12. A mandrel according to claim 11, wherein:

the thermoplastic fluoropolymers is PTFE.

13. A mandrel according to claim 11, wherein:

the particles are not uniformly distributed in the polyimide coating.

14. A mandrel according to claim 11, wherein:

the polyimide coating has a lower surface in contact with the plated wire and an upper surface and the particles are provided in a higher concentration nearer the upper surface than nearer the lower surface.

15. A mandrel for the manufacture of tubing, comprising:

a metal wire having an elastic material coated thereon, the elastic material having a surface and including PTFE particles along its surface.

16. A mandrel according to claim 15, wherein:

the elastic material has a first concentration of PTFE particles at its surface and a second lower concentration of PTFE particles below its surface.

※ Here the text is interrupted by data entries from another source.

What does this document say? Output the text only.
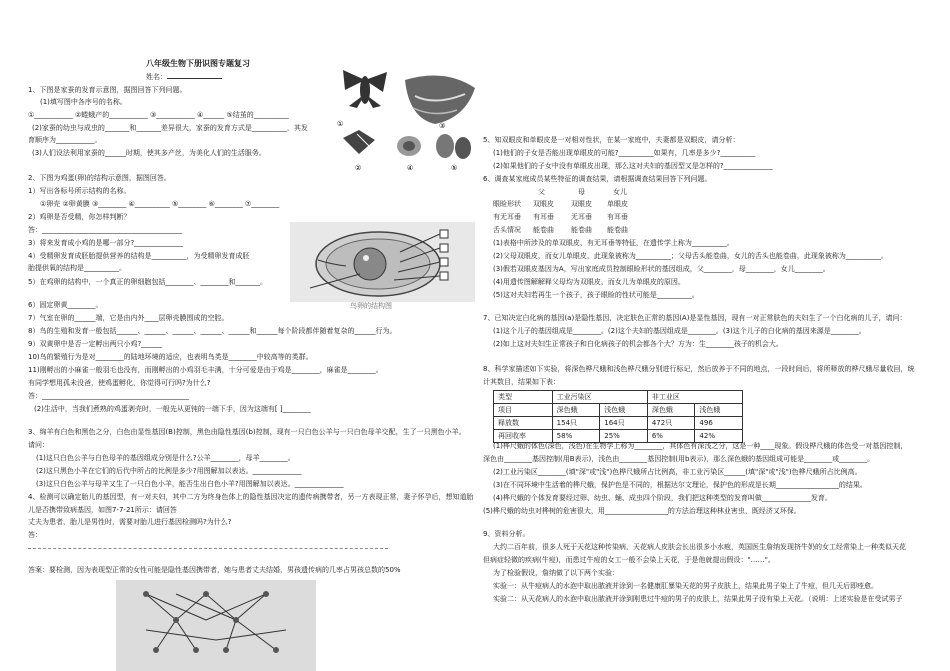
八年级生物下册识图专题复习
姓名：
1、下图是家蚕的发育示意图，据图回答下列问题。
(1)填写图中各序号的名称。
①___________ ②蜷蛾产的___________ ③___________ ④______ ⑤结茧的__________
(2)家蚕的幼虫与成虫的_______和_______差异很大，家蚕的发育方式是__________，其发
育顺序为___________。
(3)人们设法利用家蚕的______时期，使其多产丝，为美化人们的生活服务。
①	③
②	④	⑤
2、下图为鸡蛋(卵)的结构示意图，据图回答。
1）写出各标号所示结构的名称。
①卵壳 ②卵黄膜 ③________ ④__________ ⑤________ ⑥________ ⑦________
2）鸡卵是否受精，你怎样判断？
答：________________________________________
3）将来发育成小鸡的是哪一部分?______________
4）受精卵发育成胚胎提供营养的结构是__________，为受精卵发育成胚
胎提供氧的结构是__________。
5）在鸡卵的结构中，一个真正的卵细胞包括________、________和_______。
6）固定卵黄________。
7）气室在卵的______端，它是由内外____层卵壳膜围成的空腔。
8）鸟的生殖和发育一般包括______、______、______、______、______和______每个阶段都伴随着复杂的______行为。
9）双黄卵中是否一定孵出两只小鸡?______
10)鸟的繁殖行为是对________的陆地环境的适应，也表明鸟类是________中较高等的类群。
11)刚孵出的小麻雀一般羽毛也没有，而刚孵出的小鸡羽毛丰满，十分可爱是由于鸡是________，麻雀是________。
有同学想用孤未没爸，使鸡蛋孵化，你觉得可行吗?为什么?
答：__________________________________________
(2)生活中，当我们煮熟的鸡蛋剥壳时，一般先从更钝的一端下手，因为这端有[ ]________
鸟卵的结构图
3、绵羊有白色和黑色之分，白色由显性基因(B)控制，黑色由隐性基因(b)控制，现有一只白色公羊与一只白色母羊交配，生了一只黑色小羊。
请问：
(1)这只白色公羊与白色母羊的基因组成分别是什么?公羊________，母羊________。
(2)这只黑色小羊在它们的后代中所占的比例是多少?用图解加以表达。______________
(3)这只白色公羊与母羊又生了一只白色小羊，能否生出白色小羊?用图解加以表达。______________
4、检测可以确定胎儿的基因型，有一对夫妇，其中二方为终身色体上的隐性基因决定的遗传病携带者，另一方表现正常，妻子怀孕后，想知道胎
儿是否携带致病基因，如图7-7-21所示：请回答
丈夫为患者，胎儿是男性时，需要对胎儿进行基因检测吗?为什么?
答：
答案：要检测，因为表现型正常的女性可能是隐性基因携带者，她与患者丈夫结婚，男孩遗传病的几率占男孩总数的50%
5、知双眼皮和单眼皮是一对相对性状，在某一家庭中，夫妻都是双眼皮，请分析：
(1)他们的子女是否能出现单眼皮的可能?__________如果有，几率是多少?__________
(2)如果他们的子女中没有单眼皮出现，那么这对夫妇的基因型又是怎样的?______________
6、调查某家庭成员某些特征的调查结果，请根据调查结果回答下列问题。
父	母	女儿
眼睑形状 双眼皮 双眼皮 单眼皮
有无耳垂 有耳垂 无耳垂 有耳垂
舌头情况 能卷曲 能卷曲 能卷曲
(1)表格中所涉及的单双眼皮、有无耳垂等特征，在遗传学上称为__________。
(2)父母双眼皮，而女儿单眼皮，此现象被称为__________；父母舌头能卷曲，女儿的舌头也能卷曲，此现象被称为__________。
(3)假若双眼皮基因为A，写出家庭成员控制眼睑形状的基因组成，父________，母________，女儿________。
(4)用遗传图解解释父母均为双眼皮，而女儿为单眼皮的原因。
(5)这对夫妇若再生一个孩子，孩子眼睑的性状可能是__________。
7、已知决定白化病的基因(a)是隐性基因，决定肤色正常的基因(A)是显性基因，现有一对正常肤色的夫妇生了一个白化病的儿子，请问：
(1)这个儿子的基因组成是________。(2)这个夫妇的基因组成是________。(3)这个儿子的白化病的基因来源是________。
(2)如上这对夫妇生正常孩子和白化病孩子的机会都各个大？方为：生________孩子的机会大。
8、科学家描述如下实验，将深色桦尺蛾和浅色桦尺蛾分别进行标记，然后放养于不同的地点，一段时间后，将所释放的桦尺蛾尽量收回，统
计其数目，结果如下表：
类型	工业污染区		非工业区	
项目	深色蛾	浅色蛾	深色蛾	浅色蛾
释放数	154只	164只	472只	496
再回收率	58%	25%	6%	42%
(1)桦尺蛾的体色(深色，浅色)在生物学上称为________，其体色有深浅之分，这是一种____现象。假设桦尺蛾的体色受一对基因控制，
深色由________基因控制(用B表示)，浅色由________基因控制(用b表示)，那么深色蛾的基因组成可能是________或________。
(2)工业污染区________(填"深"或"浅")色桦尺蛾所占比例高，非工业污染区______(填"深"或"浅")色桦尺蛾所占比例高。
(3)在不同环境中生活着的桦尺蛾，保护色是不同的，根据达尔文理论，保护色的形成是长期__________________的结果。
(4)桦尺蛾的个体发育要经过卵、幼虫、蛹、成虫四个阶段，我们把这种类型的发育叫做______________发育。
(5)桦尺蛾的幼虫对桦树的危害很大，用__________________的方法治理这种林业害虫，既经济又环保。
9、资料分析。
大约二百年前，很多人死于天花这种传染病，天花病人皮肤会长出很多小水疱，英国医生詹纳发现挤牛奶的女工经常染上一种类似天花
但病症轻微的疾病(牛痘)，而患过牛痘的女工一般不会染上天花，于是他就提出假设："……"。
为了检验假设，詹纳做了以下两个实验：
实验一：从牛痘病人的水泡中取出脓液并涂到一名健康肛暴染天花的男子皮肤上，结果此男子染上了牛痘，但几天后即痊愈。
实验二：从天花病人的水泡中取出脓液并涂到刚患过牛痘的男子的皮肤上，结果此男子没有染上天花。（说明：上述实验是在受试男子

17. A method of manufacturing a mandrel, comprising:

a) providing a metal wire;

b) coating the metal wire with a flowable polymer coating, the polymer coating including particles of a thermoplastic fluoropolymer;

c) passing the polymer coated metal wire through at least one die to define a predetermined outer diameter to the polymer coated metal wire; and

d) heating the polymer coated metal wire to solidify the polymer on the wire and cause the particles of thermoplastic fluoropolymer to have a higher concentration at a surface of the mandrel than at an interface between the wire and the polymer coating.

18. A method according to claim 17, wherein:

said coating includes coating with a polymer coating including PTFE.

19. A method according to claim 18, wherein:

said coating includes coating with a polyimide.

20. A method according to claim 17, wherein:

said providing a metal wire includes providing a copper wire.

21. A method according to claim 17, wherein:

said providing a metal wire includes providing a silver covered copper wire.

22. A method according to claim 17, wherein:

said providing a metal wire includes providing a metal-coated metal wire.

23. A method according to claim 17, wherein:

said coating includes coating the polymer at a thickness of 0.0003-0005 inch.

24. A method of manufacturing plastic tubing, comprising:

a) providing a mandrel having a metal core and an outer surface including PTFE;

b) coating the outer surface of the mandrel in a flowable plastic material;

c) solidifying the plastic material on the mandrel;

d) placing ends of the mandrel under sufficient tension to reduce its diameter so as to cause separation of the mandrel from the plastic material dried thereover; and

e) removing the mandrel from within the plastic material to define the tubing.

25. A method according to claim 24, further comprising:

cutting the mandrel and the plastic material prior to placing the ends of the mandrel under tension.